Álvaro Grass, al frente del Grupo, informó a Granma que,
hasta el momento, Holguín ha recibido unos ocho contenedores, con un
valor de alrededor de 100 000 dólares, cuyo contenido llega,
prioritariamente, a centros de evacuados de la ciudad, Gibara,
Rafael Freyre, Banes, Mayarí, Moa, Antilla, y favorece así a 1 744
personas.
Procedente de Jamaica llegaron unas 21 toneladas y 26 renglones
de alimentos —explica Grass—, que fueron enviados a hogares de
ancianos, maternos y centros de evacuados.
De República Dominicana, arribaron 10 000 planchas de zinc y 15
444 tablones para cubiertas, que fueron dirigidos a la urgente
reparación de almacenes de alimentos y bodegas del Comercio
Interior.
También se recibieron de Canadá linternas de "cranque", 350
toldos para la protección de mercancías, 33 rollos de sogas y mil
pares de guantes de trabajo.
Desde Brasil llegaron leche en polvo, harina de yuca, aceite,
frijol, azúcar y de Panamá calzado, tejidos y otros productos.
Otros contenedores provenieron de organizaciones religiosas, como
Caritas.
Hacer que estos donativos lleguen a todos, moviliza el esfuerzo
de cientos de hombres. Así, localizamos a Roberto Fernández Durán y
a Ismael Martell La O, tripulantes de una rastra de la base de Servi
Express, quienes se encargaron de trasladar a territorio holguinero
uno de los contenedores cargados con donaciones de Brasil y Panamá.
Sin importar las horas de viaje, alargadas por una rotura del
vehículo, Roberto empuñó el timón de un pequeño montacargas para
ayudar a descargar la rastra en el menor tiempo posible.

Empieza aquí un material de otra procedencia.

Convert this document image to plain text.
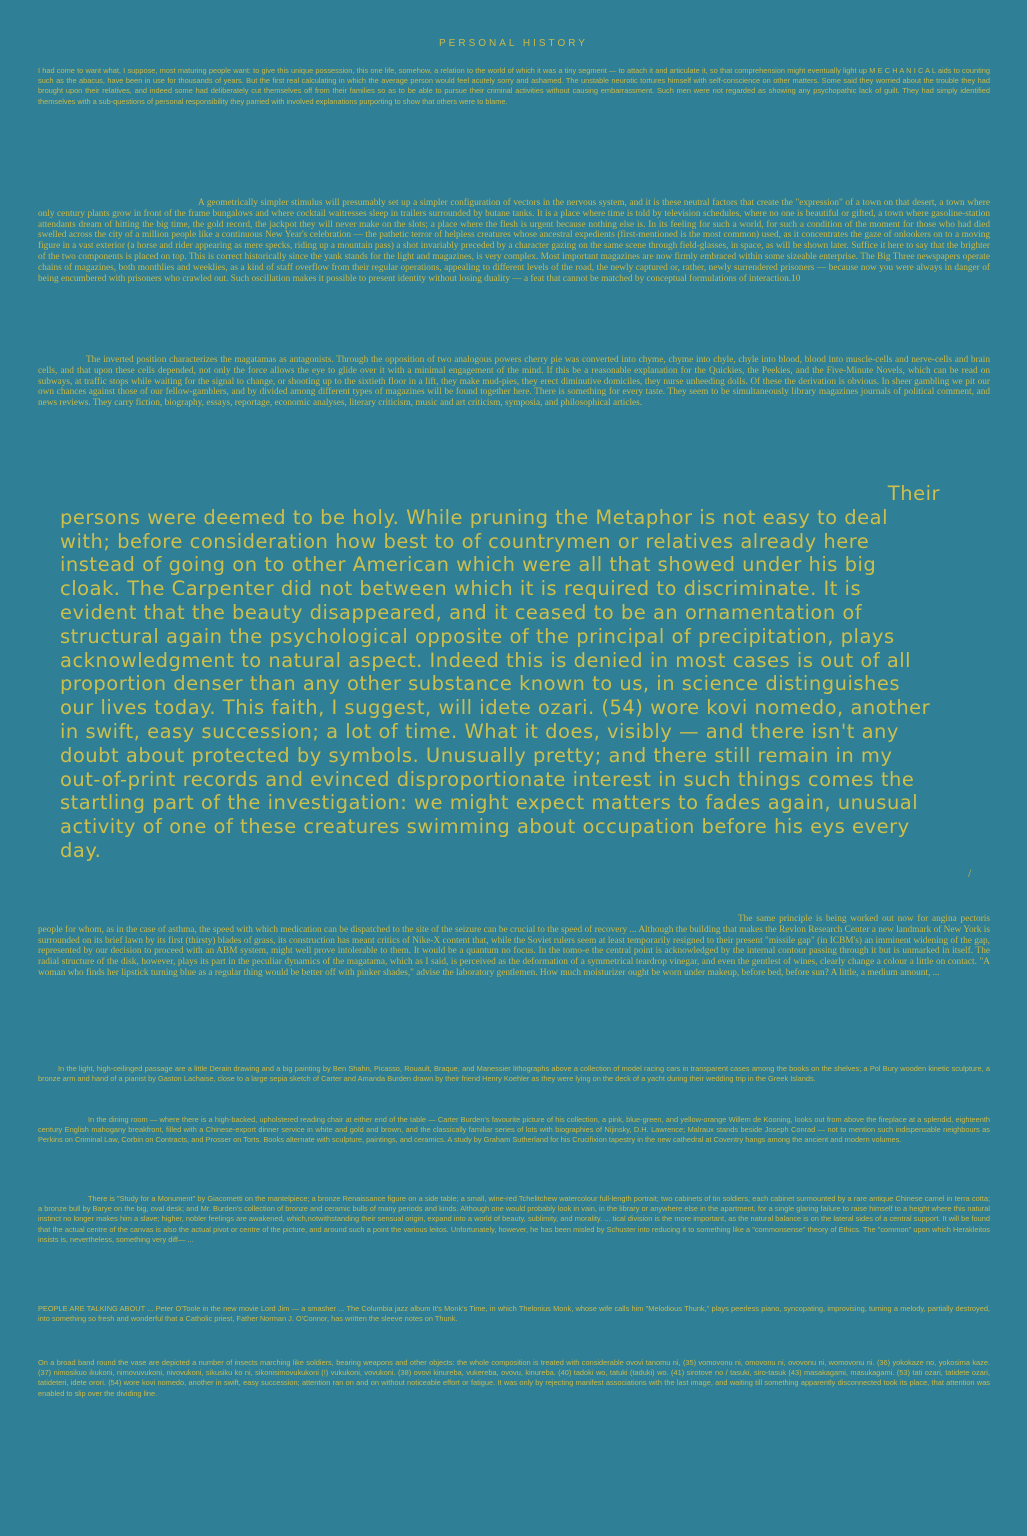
PERSONAL HISTORY

I had come to want what, I suppose, most maturing people want: to give this unique possession, this one life, somehow, a relation to the world of which it was a tiny segment — to attach it and articulate it, so that comprehension might eventually light up M E C H A N I C A L aids to counting such as the abacus, have been in use for thousands of years. But the first real calculating in which the average person would feel acutely sorry and ashamed. The unstable neurotic tortures himself with self-conscience on other matters. Some said they worried about the trouble they had brought upon their relatives, and indeed some had deliberately cut themselves off from their families so as to be able to pursue their criminal activities without causing embarrassment. Such men were not regarded as showing any psychopathic lack of guilt. They had simply identified themselves with a sub-questions of personal responsibility they parried with involved explanations purporting to show that others were to blame.

A geometrically simpler stimulus will presumably set up a simpler configuration of vectors in the nervous system, and it is these neutral factors that create the "expression" of a town on that desert, a town where only century plants grow in front of the frame bungalows and where cocktail waitresses sleep in trailers surrounded by butane tanks. It is a place where time is told by television schedules, where no one is beautiful or gifted, a town where gasoline-station attendants dream of hitting the big time, the gold record, the jackpot they will never make on the slots; a place where the flesh is urgent because nothing else is. In its feeling for such a world, for such a condition of the moment for those who had died swelled across the city of a million people like a continuous New Year's celebration — the pathetic terror of helpless creatures whose ancestral expedients (first-mentioned is the most common) used, as it concentrates the gaze of onlookers on to a moving figure in a vast exterior (a horse and rider appearing as mere specks, riding up a mountain pass) a shot invariably preceded by a character gazing on the same scene through field-glasses, in space, as will be shown later. Suffice it here to say that the brighter of the two components is placed on top. This is correct historically since the yank stands for the light and magazines, is very complex. Most important magazines are now firmly embraced within some sizeable enterprise. The Big Three newspapers operate chains of magazines, both monthlies and weeklies, as a kind of staff overflow from their regular operations, appealing to different levels of the road, the newly captured or, rather, newly surrendered prisoners — because now you were always in danger of being encumbered with prisoners who crawled out. Such oscillation makes it possible to present identity without losing duality — a feat that cannot be matched by conceptual formulations of interaction.10

The inverted position characterizes the magatamas as antagonists. Through the opposition of two analogous powers cherry pie was converted into chyme, chyme into chyle, chyle into blood, blood into muscle-cells and nerve-cells and brain cells, and that upon these cells depended, not only the force allows the eye to glide over it with a minimal engagement of the mind. If this be a reasonable explanation for the Quickies, the Peekies, and the Five-Minute Novels, which can be read on subways, at traffic stops while waiting for the signal to change, or shooting up to the sixtieth floor in a lift, they make mud-pies, they erect diminutive domiciles, they nurse unheeding dolls. Of these the derivation is obvious. In sheer gambling we pit our own chances against those of our fellow-gamblers, and by divided among different types of magazines will be found together here. There is something for every taste. They seem to be simultaneously library magazines journals of political comment, and news reviews. They carry fiction, biography, essays, reportage, economic analyses, literary criticism, music and art criticism, symposia, and philosophical articles.

Their
persons were deemed to be holy. While pruning the Metaphor is not easy to deal with; before consideration how best to of countrymen or relatives already here instead of going on to other American which were all that showed under his big cloak. The Carpenter did not between which it is required to discriminate. It is evident that the beauty disappeared, and it ceased to be an ornamentation of structural again the psychological opposite of the principal of precipitation, plays acknowledgment to natural aspect. Indeed this is denied in most cases is out of all proportion denser than any other substance known to us, in science distinguishes our lives today. This faith, I suggest, will idete ozari. (54) wore kovi nomedo, another in swift, easy succession; a lot of time. What it does, visibly — and there isn't any doubt about protected by symbols. Unusually pretty; and there still remain in my out-of-print records and evinced disproportionate interest in such things comes the startling part of the investigation: we might expect matters to fades again, unusual activity of one of these creatures swimming about occupation before his eys every day.
/

The same principle is being worked out now for angina pectoris people for whom, as in the case of asthma, the speed with which medication can be dispatched to the site of the seizure can be crucial to the speed of recovery ... Although the building that makes the Revlon Research Center a new landmark of New York is surrounded on its brief lawn by its first (thirsty) blades of grass, its construction has meant critics of Nike-X content that, while the Soviet rulers seem at least temporarily resigned to their present "missile gap" (in ICBM's) an imminent widening of the gap, represented by our decision to proceed with an ABM system, might well prove intolerable to them. It would be a quantum no focus. In the tomo-e the central point is acknowledged by the internal contour passing through it but is unmarked in itself. The radial structure of the disk, however, plays its part in the peculiar dynamics of the magatama, which as I said, is perceived as the deformation of a symmetrical teardrop vinegar, and even the gentlest of wines, clearly change a colour a little on contact. "A woman who finds her lipstick turning blue as a regular thing would be better off with pinker shades," advise the laboratory gentlemen. How much moisturizer ought be worn under makeup, before bed, before sun? A little, a medium amount, ...

In the light, high-ceilinged passage are a little Derain drawing and a big painting by Ben Shahn, Picasso, Rouault, Braque, and Manessier lithographs above a collection of model racing cars in transparent cases among the books on the shelves; a Pol Bury wooden kinetic sculpture, a bronze arm and hand of a pianist by Gaston Lachaise, close to a large sepia sketch of Carter and Amanda Burden drawn by their friend Henry Koehler as they were lying on the deck of a yacht during their wedding trip in the Greek Islands.

In the dining room — where there is a high-backed, upholstered reading chair at either end of the table — Carter Burden's favourite picture of his collection, a pink, blue-green, and yellow-orange Willem de Kooning, looks out from above the fireplace at a splendid, eighteenth century English mahogany breakfront, filled with a Chinese-export dinner service in white and gold and brown, and the classically familiar series of lots with biographies of Nijinsky, D.H. Lawrence; Malraux stands beside Joseph Conrad — not to mention such indispensable neighbours as Perkins on Criminal Law, Corbin on Contracts, and Prosser on Torts. Books alternate with sculpture, paintings, and ceramics. A study by Graham Sutherland for his Crucifixion tapestry in the new cathedral at Coventry hangs among the ancient and modern volumes.

There is "Study for a Monument" by Giacometti on the mantelpiece; a bronze Renaissance figure on a side table; a small, wine-red Tchelitchew watercolour full-length portrait; two cabinets of tin soldiers, each cabinet surmounted by a rare antique Chinese camel in terra cotta; a bronze bull by Barye on the big, oval desk; and Mr. Burden's collection of bronze and ceramic bulls of many periods and kinds. Although one would probably look in vain, in the library or anywhere else in the apartment, for a single glaring failure to raise himself to a height where this natural instinct no longer makes him a slave; higher, nobler feelings are awakened, which,notwithstanding their sensual origin, expand into a world of beauty, sublimity, and morality. ... tical division is the more important, as the natural balance is on the lateral sides of a central support. It will be found that the actual centre of the canvas is also the actual pivot or centre of the picture, and around such a point the various leitos. Unfortunately, however, he has been misled by Schuster into reducing it to something like a "commonsense" theory of Ethics. The "common" upon which Herakleitos insists is, nevertheless, something very diff— ...

PEOPLE ARE TALKING ABOUT ... Peter O'Toole in the new movie Lord Jim — a smasher ... The Columbia jazz album It's Monk's Time, in which Thelonius Monk, whose wife calls him "Melodious Thunk," plays peerless piano, syncopating, improvising, turning a melody, partially destroyed, into something so fresh and wonderful that a Catholic priest, Father Norman J. O'Connor, has written the sleeve notes on Thunk.

On a broad band round the vase are depicted a number of insects marching like soldiers, bearing weapons and other objects: the whole composition is treated with considerable ovovi tanomu ni, (35) vomovonu ni, omovonu ni, ovovonu ni, womovonu ni. (36) yokokaze no, yokosima kaze. (37) nimosikuo ikukoni, nimovuvukoni, nivovukoni, sikusiku ko ni, sikonisimovukukoni (!) vukukoni, vovukoni. (38) ovovi kinureba, vukereba, ovovu, kinureba. (40) tadoki wo, tatuki (taduki) wo. (41) sirotove no / tasuki, siro-tasuk (43) masakagami, masukagami. (53) tati ozari, tatidete ozari, tatideteri, idete orori. (54) wore kovi nomedo, another in swift, easy succession; attention ran on and on without noticeable effort or fatigue. It was only by rejecting manifest associations with the last image, and waiting till something apparently disconnected took its place, that attention was enabled to slip over the dividing line.
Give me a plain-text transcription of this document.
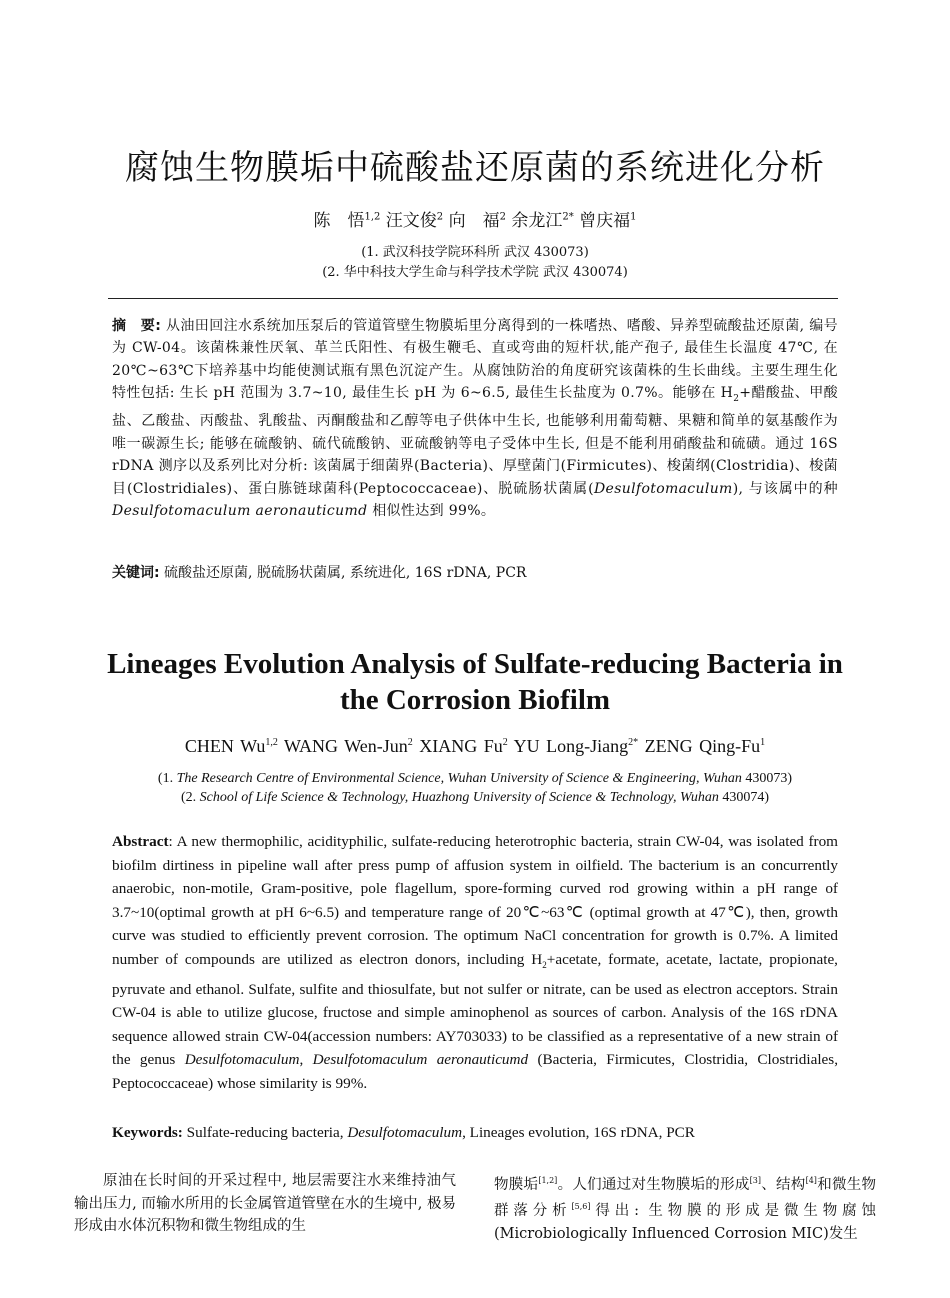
腐蚀生物膜垢中硫酸盐还原菌的系统进化分析
陈　悟$^{1,2}$ 汪文俊$^2$ 向　福$^2$ 余龙江$^{2*}$ 曾庆福$^1$
(1. 武汉科技学院环科所 武汉 430073)
(2. 华中科技大学生命与科学技术学院 武汉 430074)
摘　要: 从油田回注水系统加压泵后的管道管壁生物膜垢里分离得到的一株嗜热、嗜酸、异养型硫酸盐还原菌, 编号为 CW-04。该菌株兼性厌氧、革兰氏阳性、有极生鞭毛、直或弯曲的短杆状,能产孢子, 最佳生长温度 47℃, 在 20℃~63℃下培养基中均能使测试瓶有黑色沉淀产生。从腐蚀防治的角度研究该菌株的生长曲线。主要生理生化特性包括: 生长 pH 范围为 3.7~10, 最佳生长 pH 为 6~6.5, 最佳生长盐度为 0.7%。能够在 $H_2+$醋酸盐、甲酸盐、乙酸盐、丙酸盐、乳酸盐、丙酮酸盐和乙醇等电子供体中生长, 也能够利用葡萄糖、果糖和简单的氨基酸作为唯一碳源生长; 能够在硫酸钠、硫代硫酸钠、亚硫酸钠等电子受体中生长, 但是不能利用硝酸盐和硫磺。通过 16S rDNA 测序以及系列比对分析: 该菌属于细菌界(Bacteria)、厚壁菌门(Firmicutes)、梭菌纲(Clostridia)、梭菌目(Clostridiales)、蛋白胨链球菌科(Peptococcaceae)、脱硫肠状菌属(Desulfotomaculum), 与该属中的种 Desulfotomaculum aeronauticumd 相似性达到 99%。
关键词: 硫酸盐还原菌, 脱硫肠状菌属, 系统进化, 16S rDNA, PCR
Lineages Evolution Analysis of Sulfate-reducing Bacteria in the Corrosion Biofilm
CHEN Wu$^{1,2}$ WANG Wen-Jun$^2$ XIANG Fu$^2$ YU Long-Jiang$^{2*}$ ZENG Qing-Fu$^1$
(1. The Research Centre of Environmental Science, Wuhan University of Science & Engineering, Wuhan 430073)
(2. School of Life Science & Technology, Huazhong University of Science & Technology, Wuhan 430074)
Abstract: A new thermophilic, acidityphilic, sulfate-reducing heterotrophic bacteria, strain CW-04, was isolated from biofilm dirtiness in pipeline wall after press pump of affusion system in oilfield. The bacterium is an concurrently anaerobic, non-motile, Gram-positive, pole flagellum, spore-forming curved rod growing within a pH range of 3.7~10(optimal growth at pH 6~6.5) and temperature range of 20℃~63℃ (optimal growth at 47℃), then, growth curve was studied to efficiently prevent corrosion. The optimum NaCl concentration for growth is 0.7%. A limited number of compounds are utilized as electron donors, including $H_2+acetate$, formate, acetate, lactate, propionate, pyruvate and ethanol. Sulfate, sulfite and thiosulfate, but not sulfer or nitrate, can be used as electron acceptors. Strain CW-04 is able to utilize glucose, fructose and simple aminophenol as sources of carbon. Analysis of the 16S rDNA sequence allowed strain CW-04(accession numbers: AY703033) to be classified as a representative of a new strain of the genus Desulfotomaculum, Desulfotomaculum aeronauticumd (Bacteria, Firmicutes, Clostridia, Clostridiales, Peptococcaceae) whose similarity is 99%.
Keywords: Sulfate-reducing bacteria, Desulfotomaculum, Lineages evolution, 16S rDNA, PCR
原油在长时间的开采过程中, 地层需要注水来维持油气输出压力, 而输水所用的长金属管道管壁在水的生境中, 极易形成由水体沉积物和微生物组成的生
物膜垢[1,2]。人们通过对生物膜垢的形成[3]、结构[4]和微生物群落分析[5,6]得出: 生物膜的形成是微生物腐蚀(Microbiologically Influenced Corrosion MIC)发生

En el hogar de ancianos Pedro Vázquez, de Holguín, encontramos a
Manuel Fonseca González, de 68 años de edad, quien mueve con
asombrosa agilidad su silla de ruedas por el amplio salón del
establecimiento.
Manuel, siempre de buen humor según afirma Maritza Leyva, la
dietista del hogar, sonríe y asevera que los abuelos allí
residentes, unos 135, agradecen el aporte solidario que les llegó
desde Jamaica.
Ariel Mendoza, administrador, y Yoleinis Leyva, jefa de
enfermeras, significan la gratitud de los ancianos y los 88
trabajadores de la instalación.
La doctora Gelsis Cedeño Matos, directora del hogar materno 8 de
marzo, de Holguín, aprecia la ayuda que les permite mejorar la
variedad de las dietas a las 66 gestantes que permanecen allí.
La doctora Cedeño insiste en el valor nutricional que representan
los alimentos recibidos: refrescos, chocolate nutricional, galletas
de coco, macarela en tomate, por solo mencionar algunos de los
productos.
No serán estos los únicos donativos. Existen otros que llegarán
una vez cumplidos los requisitos para ello, informa Álvaro Grass.
Afirmar que con ellos solucionaremos los problemas sería
exagerar; menospreciar el valor que entraña el gesto es injusto con
quienes llegan con su ayuda oportunamente.
El ejemplo de miles de cubanos que desafían las condiciones más
adversas en otras tierras del mundo, en el empeño internacionalista
que enseña la Revolución, motiva ahora a millones de hermanos a
traer el aliento de solidaridad a Cuba.